BY REBECCA CATALANELLO and MARLENE SOKOL, Times Staff Writers

The fastest growing public school district in Florida doesn’t have football, school lunches or busing. It doesn’t get a grade from the state, and it operates free of the rules and scrutiny that dog most public schools. Students in this district conduct frog dissections without ever stepping in a science lab, take PE without ever going into a gym and learn how to drive without ever getting in a car.

They do all of it online.

In less than 15 years, Florida Virtual School has become the largest state-funded online K-12 school in the nation, an enterprise with a $166.3 million budget and close to 1,500 employees and 130,000 students. It offers more than 110 courses, from core subjects like algebra to electives such as Chinese and guitar.

Florida education leaders have turned to Florida Virtual as a solution to overcrowded classes, limited course offerings and budget cuts. It is the darling of politicians enamored of its price tag; Florida Virtual bills itself as a bargain, educating for $2,100 less per pupil than traditional schools.
And it makes millions. How many public schools can say that?

“I think we have already made a huge impact in Florida, and that’s only going to continue to grow,” says Florida Virtual board chairman Bob Muni.

But in a state that puts a premium on standardized testing, there is no clear, across-the-board measure to compare the performance of Florida Virtual students to those in brick-and-mortar schools.

Consider:
• In promotional literature and more, Florida Virtual touts a 2007 “independent analysis” by Florida Tax Watch that showed online students “outperformed their counterparts” on the state’s FCAT. When the Tampa Bay Times asked for complete testing data over several years, school officials could provide only partial data for one academic year. State education officials never responded with data either.
• While traditional schools are evaluated on graduation and dropout rates, Florida Virtual cites “completion rates” as a measure of strength. Underlying that calculation is a philosophy that stands in contrast to most public school classes: Students can resubmit work and retake tests to earn a passing grade. Also unlike traditional schools, which are funded based on enrollment, Florida Virtual gets money for each course a student passes.
• The firmest figures Florida Virtual offers are results from the college-caliber Advanced Placement exam showing that over time, online students have done about as well or better than the state average in most subjects. Students, however, were not required to take the exam until 2010, making comparisons hard.

Julie Young, Florida Virtual’s CEO, admits it has been difficult to get a grasp of how students stack up on other tests.

“The reality of it is, we get as many scores as we can,” Young said. “We never get them all.”
The school hopes that the state’s recent move to end-of-course exams will eventually provide better data. According to the school, its students did better than the state average on the first Algebra I test administered by the state last year.

The lack of data comparing online learning to face-to-face instruction goes beyond Florida Virtual. Limited research shows that students tend to perform better in “blended” environments — face-to-face and online instruction. But federal and state education officials have warned that more rigorous research and accountability is still needed on K-12 online learning.

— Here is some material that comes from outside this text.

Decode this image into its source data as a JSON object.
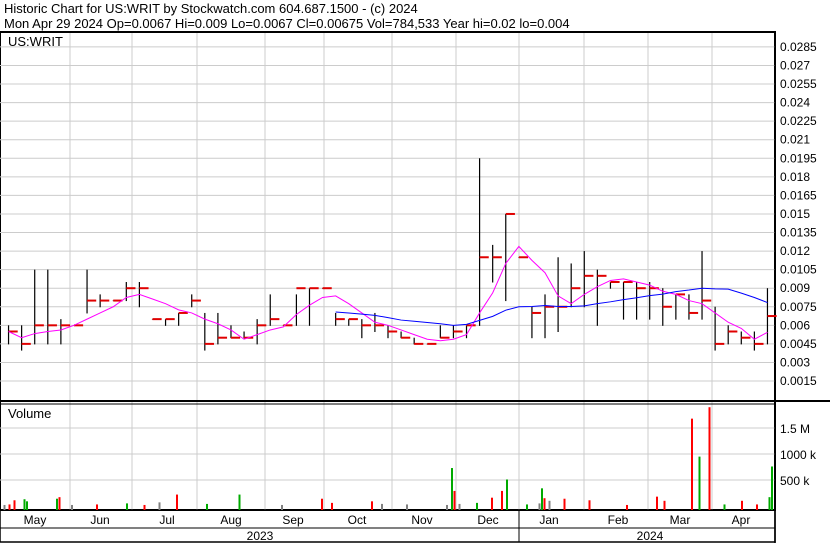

A report released this month  by the National Education Policy Center at the University of Colorado said students in virtual schools run by private management companies have been less proficient on standardized tests than their traditional counterparts.

While the benefits of online learning remain murky, one thing is clear: Florida Virtual enrollment is booming and its bottom line along with it. Last year, lawmakers approved expanding Florida Virtual, infusing it with $119 million in tax revenues and requiring that every student take one online class to graduate. Its profitmaking arm, the Global School, already sells courses outside Florida, reaching 49 states and 57 countries. Between 2006 and 2011, the Global School brought in $23.4 million in revenue, according to the school.

In a recent letter of advice to Gov. Rick Scott, former Gov. Jeb Bush suggested selling the school: “It is government owned and paid for and makes significant money,” Bush wrote.

It’s poised to make even more. A fledgling partnership with educational merchandising giant Pearson Education Inc. is expected to generate $20 million for the school over the next five years, Young said. The two companies are so sure of their product, they offer clients a “virtual success guarantee” that “80 percent of your students will achieve a passing grade — or your money back for those students that do not!”

Muni, Florida Virtual’s board chairman, uses the word “evangelize” when he talks about the school’s future. “The next thing is the impact we will make on the nation and then potentially on the world,” he says.

How it works
Florida Virtual already has nearly three times as many course enrollments as the next largest state-run virtual school, according to an annual industry report called Keeping Pace.
Since the beginning, students drawn to Florida Virtual have tended to fit into three categories: homeschoolers, struggling students looking to make up lost credits and accelerated students hoping to build their GPAs.

Caitlyn O’Donnell, 18, of Valrico was a sophomore at Durant High when she enrolled in her first Florida Virtual course. She chose math and hoped it might help her graduate sooner.
“It was a lot easier than I thought it was going to be,” said O’Donnell, now a senior. “Everything is there for you. Everything is point blank right in front of you.”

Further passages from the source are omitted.